The article, which can best be described as preposterous and malicious, seeks to scratch the bottom of the barrel in an attempt to discredit the transport minister and undermine his office and mandate to provide safe and reliable transport services to the people of South Africa.
Despite the fact that my office provided the relevant clarity on this matter, City Press went ahead and published the article which contains false information.
The car in question that is said to have collected speeding fines for driving over the limit was previously owned by me. It was sold to a motor vehicle dealership in June 2010, as acknowledged by City Press itself in the article in question.
Accordingly, since June 2010, I have not been the legal owner of the vehicle which City Press, only now in 2012, alleges “has run up a raft of traffic fines”.

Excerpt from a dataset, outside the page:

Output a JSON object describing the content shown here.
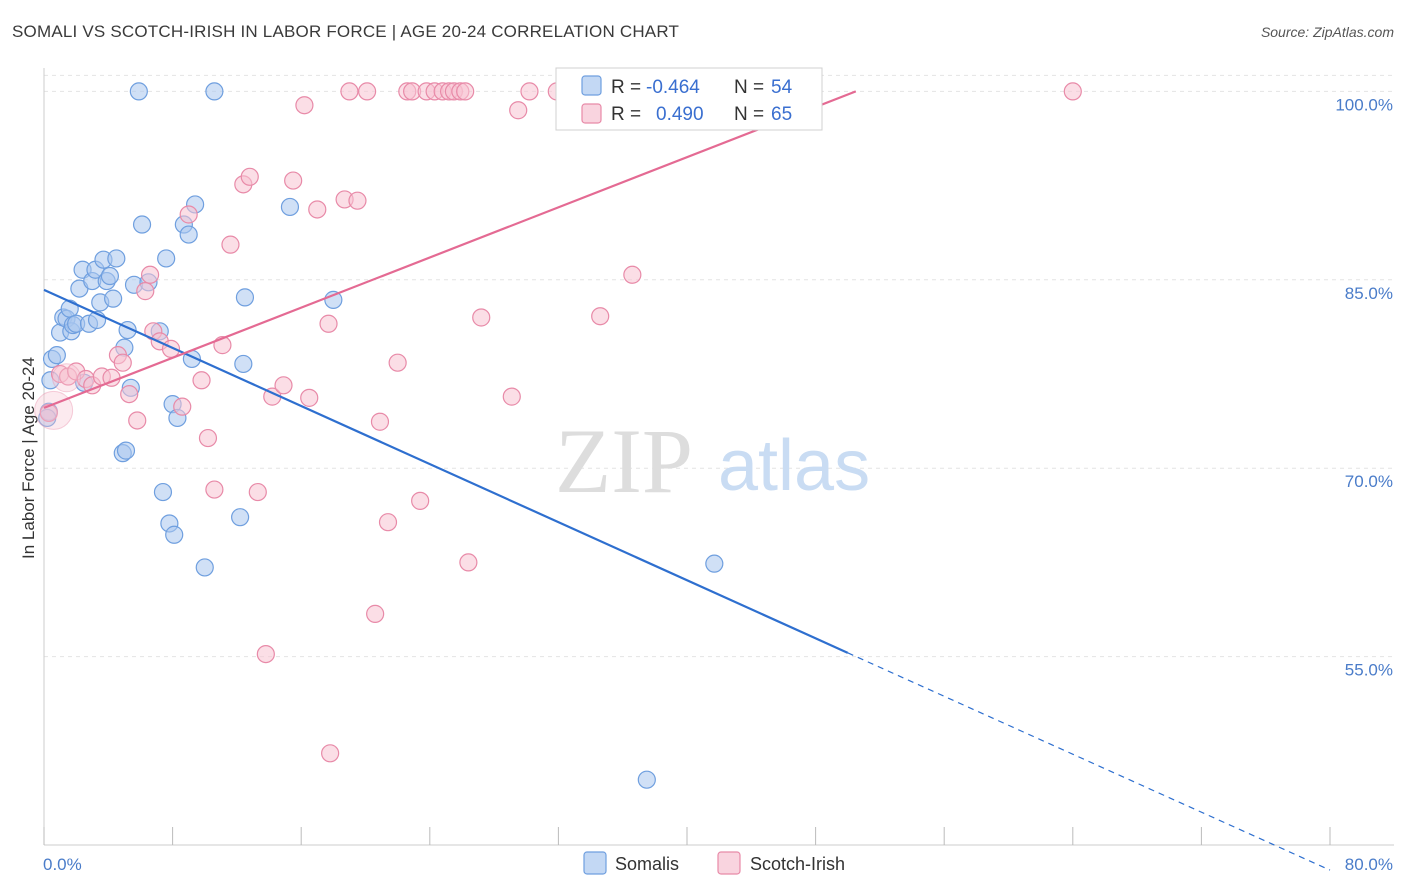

Furthermore, the Road Traffic Infringement Agency (RTIA), the custodian of the Administrative Adjudication of Road Traffic Offences Act (AARTO), and independent adjudicator of all traffic infringements has subsequently investigated this matter and confirmed that there are no outstanding traffic fines in my name.
The RTIA protects the integrity of the process as well as personal records contained in the National Contraventions Register.?
It has also confirmed that this information was not acquired in a proper manner, thus its usage was intended to negatively portray my image and that of the acting CEO of the RTMC.
Therefore, media reports on this matter are false, malicious, misleading, sensational and are intended to cast aspersions on my integrity as well as insinuate that I am not fit and proper to hold office as transport ministerMinister of Transport.
Such reports rubbish and trivialise a very serious government campaign to ensure safer roads when more than a thousand lives were lost this past December alone, diverting public attention from the real issue: unlawful driving and road carnage.
I challenge City Press to retract its article and clarify this matter in all its aspects for its readers.